Other debt strategies may include consolidating high-interest loans into one loan with one monthly payment at a lower interest rate.
That’s often ideal for high-interest credit card debt, Nitz says.
Those with equity in their home may also be able to refinance the mortgage and extend the amortization for lower their monthly payments. Of course, some consumers might not have any of these options available because they are simply unable to cope and may be already delinquent on payments, leading to calls from creditors and collection agencies.
“Our basic advice is that if you have defaulted on a loan, it is better to speak with the collector than to ignore the call, which just builds the stress more and more,” says Beatrice Dyce, director of the Manitoba Consumer Protection Office.
The provincial government agency regulates the debt collection in Manitoba while also helping consumers understand their rights, and what collectors can and cannot do.
“So, for example, collection agents can’t phone or visit before 7 a.m. or after 9 p.m. — Monday through Saturday, or any time on Sunday and statutory holidays,” she says. “They also can’t threaten you with action they don’t have the authority to do, so they can’t say, ‘If you don’t pay this, we will report you to the police.’”

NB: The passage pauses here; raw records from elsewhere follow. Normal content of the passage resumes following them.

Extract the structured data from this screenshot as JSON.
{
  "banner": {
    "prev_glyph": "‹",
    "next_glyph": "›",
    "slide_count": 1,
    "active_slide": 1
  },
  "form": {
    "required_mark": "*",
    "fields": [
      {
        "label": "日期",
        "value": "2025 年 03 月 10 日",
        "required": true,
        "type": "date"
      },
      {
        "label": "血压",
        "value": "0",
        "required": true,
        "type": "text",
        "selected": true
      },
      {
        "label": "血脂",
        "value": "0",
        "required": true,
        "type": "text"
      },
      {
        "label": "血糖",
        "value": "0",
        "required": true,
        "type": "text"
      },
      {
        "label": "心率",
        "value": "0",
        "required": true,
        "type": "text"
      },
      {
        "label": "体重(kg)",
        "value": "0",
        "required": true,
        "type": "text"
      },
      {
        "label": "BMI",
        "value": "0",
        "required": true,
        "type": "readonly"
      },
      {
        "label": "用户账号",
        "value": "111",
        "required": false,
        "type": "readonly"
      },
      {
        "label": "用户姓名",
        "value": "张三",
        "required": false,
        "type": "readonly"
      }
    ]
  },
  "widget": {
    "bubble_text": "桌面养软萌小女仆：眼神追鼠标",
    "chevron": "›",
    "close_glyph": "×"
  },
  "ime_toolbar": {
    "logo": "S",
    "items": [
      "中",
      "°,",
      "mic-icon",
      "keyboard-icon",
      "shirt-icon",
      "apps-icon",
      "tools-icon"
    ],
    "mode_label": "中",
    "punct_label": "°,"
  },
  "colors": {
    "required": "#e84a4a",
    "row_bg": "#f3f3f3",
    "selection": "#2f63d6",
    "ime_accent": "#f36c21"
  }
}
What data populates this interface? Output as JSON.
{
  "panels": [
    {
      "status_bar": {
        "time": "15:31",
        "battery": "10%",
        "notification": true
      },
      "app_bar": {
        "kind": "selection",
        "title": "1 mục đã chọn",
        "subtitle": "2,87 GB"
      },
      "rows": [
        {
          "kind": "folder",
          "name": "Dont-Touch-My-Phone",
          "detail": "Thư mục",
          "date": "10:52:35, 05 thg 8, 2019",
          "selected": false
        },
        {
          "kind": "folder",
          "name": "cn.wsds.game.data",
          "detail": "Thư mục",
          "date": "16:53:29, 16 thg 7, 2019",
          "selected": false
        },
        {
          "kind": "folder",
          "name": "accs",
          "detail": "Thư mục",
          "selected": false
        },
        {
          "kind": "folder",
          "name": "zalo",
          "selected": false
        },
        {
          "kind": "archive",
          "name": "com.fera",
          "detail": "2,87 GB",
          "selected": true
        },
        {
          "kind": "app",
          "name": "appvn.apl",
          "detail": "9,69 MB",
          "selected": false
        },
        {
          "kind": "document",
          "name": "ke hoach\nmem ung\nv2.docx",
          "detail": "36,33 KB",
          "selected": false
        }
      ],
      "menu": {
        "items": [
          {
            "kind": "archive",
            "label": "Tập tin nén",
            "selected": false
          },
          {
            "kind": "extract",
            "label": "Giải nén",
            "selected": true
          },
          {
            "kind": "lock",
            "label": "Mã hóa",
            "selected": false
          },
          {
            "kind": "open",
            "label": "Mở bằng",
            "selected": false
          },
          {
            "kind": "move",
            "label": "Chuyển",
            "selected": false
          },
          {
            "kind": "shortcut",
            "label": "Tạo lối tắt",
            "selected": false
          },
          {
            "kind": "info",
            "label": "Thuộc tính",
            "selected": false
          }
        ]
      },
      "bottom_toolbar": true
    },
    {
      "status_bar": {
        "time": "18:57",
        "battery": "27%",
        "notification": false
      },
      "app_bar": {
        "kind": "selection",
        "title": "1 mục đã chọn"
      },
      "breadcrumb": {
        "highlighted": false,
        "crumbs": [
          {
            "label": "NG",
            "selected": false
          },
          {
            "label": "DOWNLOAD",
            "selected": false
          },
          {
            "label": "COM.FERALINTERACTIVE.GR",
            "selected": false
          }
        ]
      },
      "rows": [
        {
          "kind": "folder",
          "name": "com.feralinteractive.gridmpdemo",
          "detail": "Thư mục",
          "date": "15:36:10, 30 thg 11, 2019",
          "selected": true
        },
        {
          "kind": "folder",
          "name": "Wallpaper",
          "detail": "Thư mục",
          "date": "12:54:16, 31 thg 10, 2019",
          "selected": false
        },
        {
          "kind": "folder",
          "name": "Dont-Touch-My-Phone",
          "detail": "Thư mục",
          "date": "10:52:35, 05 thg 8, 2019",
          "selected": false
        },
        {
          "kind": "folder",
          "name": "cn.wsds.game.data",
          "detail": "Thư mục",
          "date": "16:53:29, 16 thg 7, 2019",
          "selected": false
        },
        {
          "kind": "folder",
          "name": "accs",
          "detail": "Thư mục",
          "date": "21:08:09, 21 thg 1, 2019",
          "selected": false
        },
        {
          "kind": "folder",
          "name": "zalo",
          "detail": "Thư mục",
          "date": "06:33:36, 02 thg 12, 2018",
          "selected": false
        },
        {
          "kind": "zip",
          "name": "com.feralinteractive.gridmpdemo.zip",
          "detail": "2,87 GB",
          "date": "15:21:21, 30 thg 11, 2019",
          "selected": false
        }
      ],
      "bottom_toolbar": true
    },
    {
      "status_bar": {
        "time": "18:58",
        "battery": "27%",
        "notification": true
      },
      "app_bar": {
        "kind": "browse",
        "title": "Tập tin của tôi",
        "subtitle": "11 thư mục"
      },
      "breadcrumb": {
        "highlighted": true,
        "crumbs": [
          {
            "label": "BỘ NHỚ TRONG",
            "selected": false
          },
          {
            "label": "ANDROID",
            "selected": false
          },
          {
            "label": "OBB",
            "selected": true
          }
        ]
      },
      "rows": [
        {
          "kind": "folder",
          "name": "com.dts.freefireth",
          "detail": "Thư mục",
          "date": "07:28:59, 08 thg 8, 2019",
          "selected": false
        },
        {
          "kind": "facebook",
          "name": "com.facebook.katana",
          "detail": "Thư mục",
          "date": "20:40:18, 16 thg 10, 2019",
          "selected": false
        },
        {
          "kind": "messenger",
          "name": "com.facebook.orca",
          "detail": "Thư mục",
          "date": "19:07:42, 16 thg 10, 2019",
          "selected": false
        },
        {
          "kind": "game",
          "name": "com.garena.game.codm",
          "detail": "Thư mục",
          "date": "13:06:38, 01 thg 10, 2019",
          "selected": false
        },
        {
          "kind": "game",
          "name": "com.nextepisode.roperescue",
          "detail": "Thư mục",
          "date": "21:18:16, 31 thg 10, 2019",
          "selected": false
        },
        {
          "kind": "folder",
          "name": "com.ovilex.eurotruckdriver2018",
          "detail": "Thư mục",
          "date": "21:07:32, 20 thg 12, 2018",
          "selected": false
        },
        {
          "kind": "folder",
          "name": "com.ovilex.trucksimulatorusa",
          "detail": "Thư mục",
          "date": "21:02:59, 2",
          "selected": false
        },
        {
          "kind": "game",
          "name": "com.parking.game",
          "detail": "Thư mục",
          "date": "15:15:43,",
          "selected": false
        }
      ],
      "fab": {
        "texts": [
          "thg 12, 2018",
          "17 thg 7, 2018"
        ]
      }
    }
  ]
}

One thing the Manitoba Consumer Protection Office cannot do, however, is provide advice to consumers on how to manage their debt situation.
Outside of their financial institution, the best options for advice are debt counselling agencies — non-profits like Credit Counselling Society or Community Financial Counselling Services, whose services are free of charge.
Another choice is federally regulated insolvency trustees. These are the only debt advisers who can offer insolvency options, says Leigh Taylor, licensed insolvency trustee at LCTaylor Licensed Insolvency Trustee in Winnipeg.
“Half of the people we talk to never go bankrupt or file a consumer proposal.”
He adds that trustees can also offer budgeting advice and, like other debt counsellors, repayment plans that do not involve insolvency proceedings like bankruptcy or a consumer proposal.
“The bottom line is you want to get the right information so you can make a decision that is in your best interest and not in your creditors’ best interest,” Taylor says.
Regardless of debt relief strategy, the sooner indebted consumers take action, the better because delays often make situations worse, limiting their choice of action, Nitz says.
“The earlier you seek medical advice, the better off you’re going to be, and it’s no different when dealing with debt problems.”